Ah, thanks! I feel slightly daft now but at least it’s clear.

In the code I’ve been working on, I get the same problem when the variables aren’t global. However, I am using a closure: I assume that’d be the cause of the same sort of issue? (It was a style-over-substance notion, which I think is probably better to undo anyway)

MWE with closure of the same idea as I was using
struct TestStuff
    fn::Function
    n::Int64
end


function create_teststuff()
    @variables x[1:2]
    w = Symbolics.scalarize(x)
    test_num = (x[1] - x[2])^5
    test_fn = build_function(test_num, w; expression=Val{false})

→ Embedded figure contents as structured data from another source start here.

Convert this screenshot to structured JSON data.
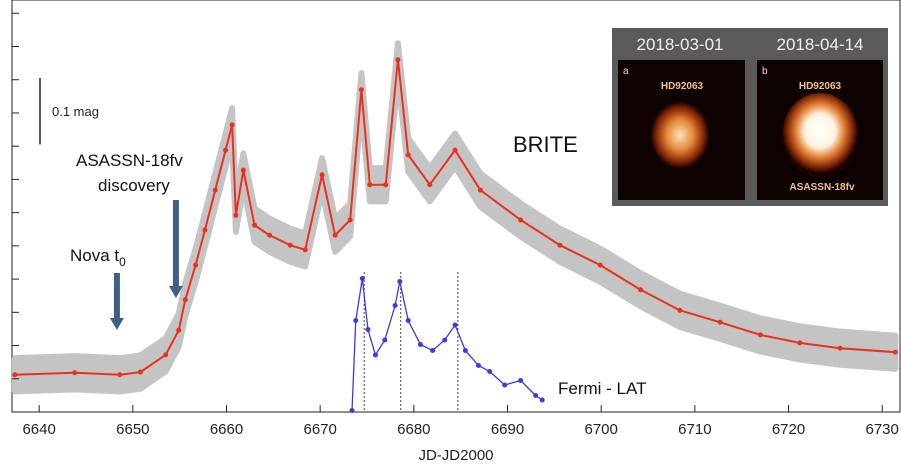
{
  "chart_data": {
    "type": "line",
    "x_label": "JD-JD2000",
    "xlim": [
      6637.1,
      6731.9
    ],
    "xticks": [
      6640,
      6650,
      6660,
      6670,
      6680,
      6690,
      6700,
      6710,
      6720,
      6730
    ],
    "ylim": [
      0,
      0.62
    ],
    "yticks": [
      0.05,
      0.1,
      0.15,
      0.2,
      0.25,
      0.3,
      0.35,
      0.4,
      0.45,
      0.5,
      0.55,
      0.6
    ],
    "y2lim": [
      0,
      1
    ],
    "scale_bar": {
      "value": 0.1,
      "label": "0.1 mag"
    },
    "series": [
      {
        "name": "BRITE",
        "color": "#e8321e",
        "band_color": "#c4c4c4",
        "scatter": 0.025,
        "x": [
          6637.4,
          6643.8,
          6648.6,
          6650.8,
          6653.5,
          6654.9,
          6655.6,
          6656.7,
          6657.7,
          6658.8,
          6659.9,
          6660.6,
          6661.0,
          6661.8,
          6663.0,
          6664.6,
          6666.8,
          6668.4,
          6670.2,
          6671.6,
          6673.2,
          6674.4,
          6675.3,
          6677.0,
          6678.3,
          6679.4,
          6681.7,
          6684.4,
          6687.1,
          6691.4,
          6695.6,
          6699.9,
          6704.2,
          6708.4,
          6712.7,
          6717.0,
          6721.2,
          6725.5,
          6731.4
        ],
        "values": [
          0.056,
          0.059,
          0.056,
          0.06,
          0.086,
          0.123,
          0.169,
          0.221,
          0.274,
          0.334,
          0.394,
          0.432,
          0.296,
          0.364,
          0.281,
          0.266,
          0.251,
          0.244,
          0.357,
          0.266,
          0.289,
          0.485,
          0.342,
          0.342,
          0.53,
          0.387,
          0.342,
          0.394,
          0.334,
          0.289,
          0.251,
          0.221,
          0.184,
          0.153,
          0.135,
          0.116,
          0.104,
          0.096,
          0.09
        ]
      },
      {
        "name": "Fermi - LAT",
        "color": "#3a3ae6",
        "axis": "y2",
        "x": [
          6673.4,
          6673.8,
          6674.5,
          6675.1,
          6675.9,
          6676.9,
          6678.0,
          6678.5,
          6679.4,
          6680.7,
          6682.0,
          6683.3,
          6684.4,
          6685.5,
          6686.9,
          6688.1,
          6689.7,
          6691.4,
          6693.0,
          6693.7
        ],
        "values": [
          0.01,
          0.61,
          0.89,
          0.55,
          0.38,
          0.48,
          0.71,
          0.87,
          0.61,
          0.45,
          0.41,
          0.48,
          0.58,
          0.41,
          0.31,
          0.27,
          0.18,
          0.21,
          0.11,
          0.08
        ]
      }
    ],
    "event_lines": [
      6674.7,
      6678.6,
      6684.7
    ],
    "annotations": [
      {
        "text": [
          "ASASSN-18fv",
          "discovery"
        ],
        "x": 6654.6
      },
      {
        "text": "Nova t",
        "subscript": "0",
        "x": 6648.3
      }
    ]
  },
  "inset": {
    "panels": [
      {
        "date": "2018-03-01",
        "letter": "a",
        "labels": [
          "HD92063"
        ]
      },
      {
        "date": "2018-04-14",
        "letter": "b",
        "labels": [
          "HD92063",
          "ASASSN-18fv"
        ]
      }
    ]
  }
}
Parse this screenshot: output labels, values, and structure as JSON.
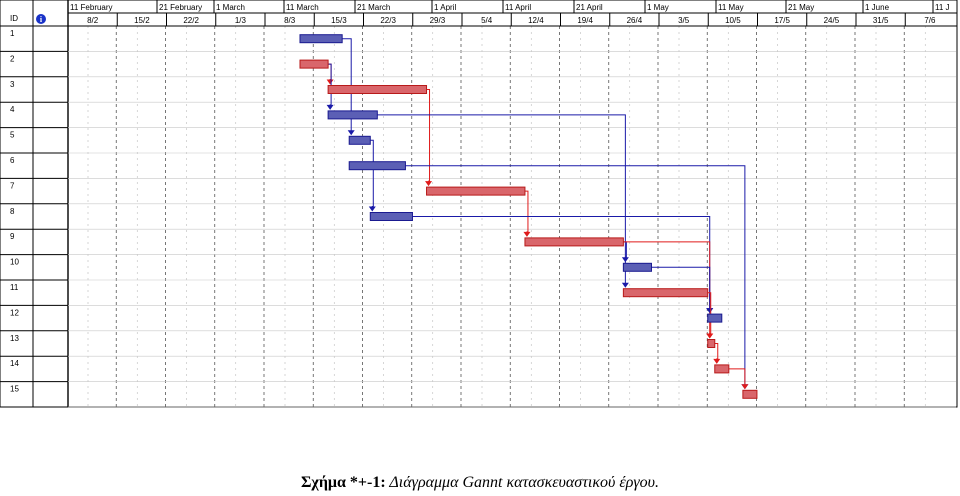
{
  "chart_data": {
    "type": "gantt",
    "columns": {
      "id": "ID",
      "info_icon": "info-icon"
    },
    "top_tier": [
      "11 February",
      "21 February",
      "1 March",
      "11 March",
      "21 March",
      "1 April",
      "11 April",
      "21 April",
      "1 May",
      "11 May",
      "21 May",
      "1 June",
      "11 J"
    ],
    "bottom_tier": [
      "8/2",
      "15/2",
      "22/2",
      "1/3",
      "8/3",
      "15/3",
      "22/3",
      "29/3",
      "5/4",
      "12/4",
      "19/4",
      "26/4",
      "3/5",
      "10/5",
      "17/5",
      "24/5",
      "31/5",
      "7/6"
    ],
    "rows": [
      "1",
      "2",
      "3",
      "4",
      "5",
      "6",
      "7",
      "8",
      "9",
      "10",
      "11",
      "12",
      "13",
      "14",
      "15"
    ],
    "tasks": [
      {
        "id": 1,
        "start": "2004-03-08",
        "end": "2004-03-14",
        "critical": false
      },
      {
        "id": 2,
        "start": "2004-03-08",
        "end": "2004-03-12",
        "critical": true
      },
      {
        "id": 3,
        "start": "2004-03-12",
        "end": "2004-03-26",
        "critical": true
      },
      {
        "id": 4,
        "start": "2004-03-12",
        "end": "2004-03-19",
        "critical": false
      },
      {
        "id": 5,
        "start": "2004-03-15",
        "end": "2004-03-18",
        "critical": false
      },
      {
        "id": 6,
        "start": "2004-03-15",
        "end": "2004-03-23",
        "critical": false
      },
      {
        "id": 7,
        "start": "2004-03-26",
        "end": "2004-04-09",
        "critical": true
      },
      {
        "id": 8,
        "start": "2004-03-18",
        "end": "2004-03-24",
        "critical": false
      },
      {
        "id": 9,
        "start": "2004-04-09",
        "end": "2004-04-23",
        "critical": true
      },
      {
        "id": 10,
        "start": "2004-04-23",
        "end": "2004-04-27",
        "critical": false
      },
      {
        "id": 11,
        "start": "2004-04-23",
        "end": "2004-05-05",
        "critical": true
      },
      {
        "id": 12,
        "start": "2004-05-05",
        "end": "2004-05-07",
        "critical": false
      },
      {
        "id": 13,
        "start": "2004-05-05",
        "end": "2004-05-06",
        "critical": true
      },
      {
        "id": 14,
        "start": "2004-05-06",
        "end": "2004-05-08",
        "critical": true
      },
      {
        "id": 15,
        "start": "2004-05-10",
        "end": "2004-05-12",
        "critical": true
      }
    ],
    "links": [
      [
        1,
        5
      ],
      [
        2,
        3
      ],
      [
        2,
        4
      ],
      [
        3,
        7
      ],
      [
        4,
        11
      ],
      [
        5,
        8
      ],
      [
        6,
        15
      ],
      [
        7,
        9
      ],
      [
        8,
        12
      ],
      [
        9,
        10
      ],
      [
        9,
        13
      ],
      [
        10,
        12
      ],
      [
        11,
        13
      ],
      [
        13,
        14
      ],
      [
        14,
        15
      ]
    ],
    "colors": {
      "normal": "#5b5fb5",
      "critical": "#d9666b",
      "normal_line": "#1a1aa8",
      "critical_line": "#e01b1b"
    }
  },
  "caption": {
    "label": "Σχήμα *+-1",
    "separator": ":",
    "text": " Διάγραμμα Gannt κατασκευαστικού έργου."
  }
}
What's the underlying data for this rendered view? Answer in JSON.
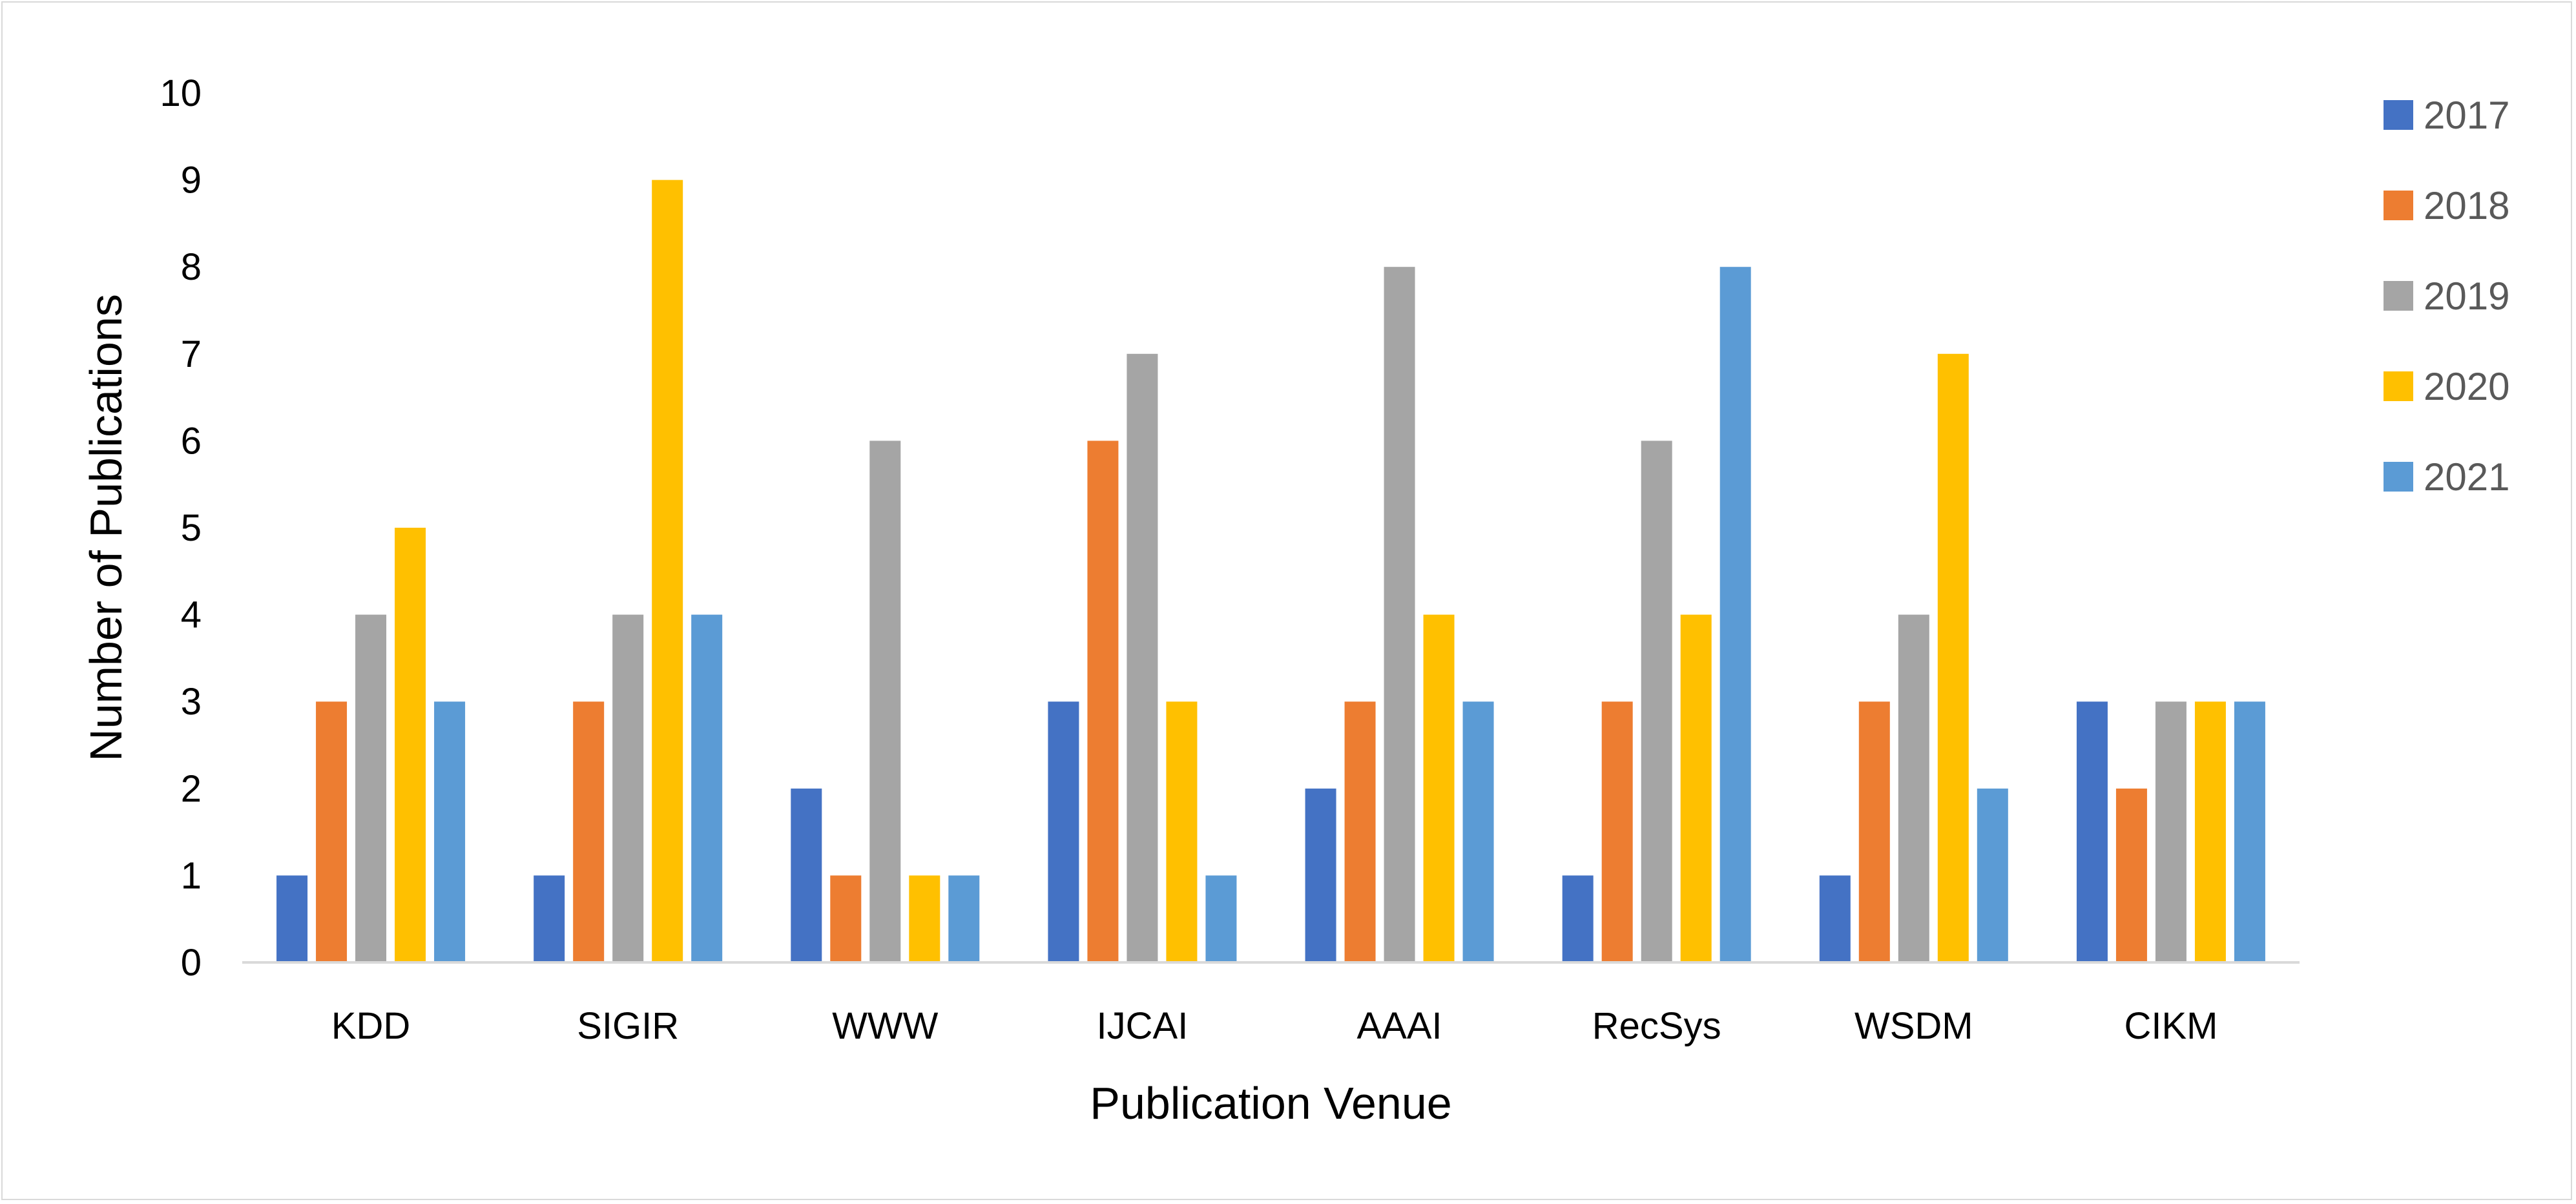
{
  "chart_data": {
    "type": "bar",
    "title": "",
    "xlabel": "Publication Venue",
    "ylabel": "Number of Publications",
    "ylim": [
      0,
      10
    ],
    "yticks": [
      0,
      1,
      2,
      3,
      4,
      5,
      6,
      7,
      8,
      9,
      10
    ],
    "grid": false,
    "legend_position": "right",
    "categories": [
      "KDD",
      "SIGIR",
      "WWW",
      "IJCAI",
      "AAAI",
      "RecSys",
      "WSDM",
      "CIKM"
    ],
    "series": [
      {
        "name": "2017",
        "color": "#4472C4",
        "values": [
          1,
          1,
          2,
          3,
          2,
          1,
          1,
          3
        ]
      },
      {
        "name": "2018",
        "color": "#ED7D31",
        "values": [
          3,
          3,
          1,
          6,
          3,
          3,
          3,
          2
        ]
      },
      {
        "name": "2019",
        "color": "#A5A5A5",
        "values": [
          4,
          4,
          6,
          7,
          8,
          6,
          4,
          3
        ]
      },
      {
        "name": "2020",
        "color": "#FFC000",
        "values": [
          5,
          9,
          1,
          3,
          4,
          4,
          7,
          3
        ]
      },
      {
        "name": "2021",
        "color": "#5B9BD5",
        "values": [
          3,
          4,
          1,
          1,
          3,
          8,
          2,
          3
        ]
      }
    ]
  }
}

    st_teststuff = TestStuff(test_fn, 1)
    return st_teststuff
end


function test_wrap(st_teststuff::TestStuff)
    function local_fn(x)
        return st_teststuff.fn(x) + st_teststuff.n
    end
    return local_fn
end


our_teststuff = create_teststuff()
wrapped_fn = test_wrap(our_teststuff)

Yes, closures can have that issue. If you use a let block you can avoid it.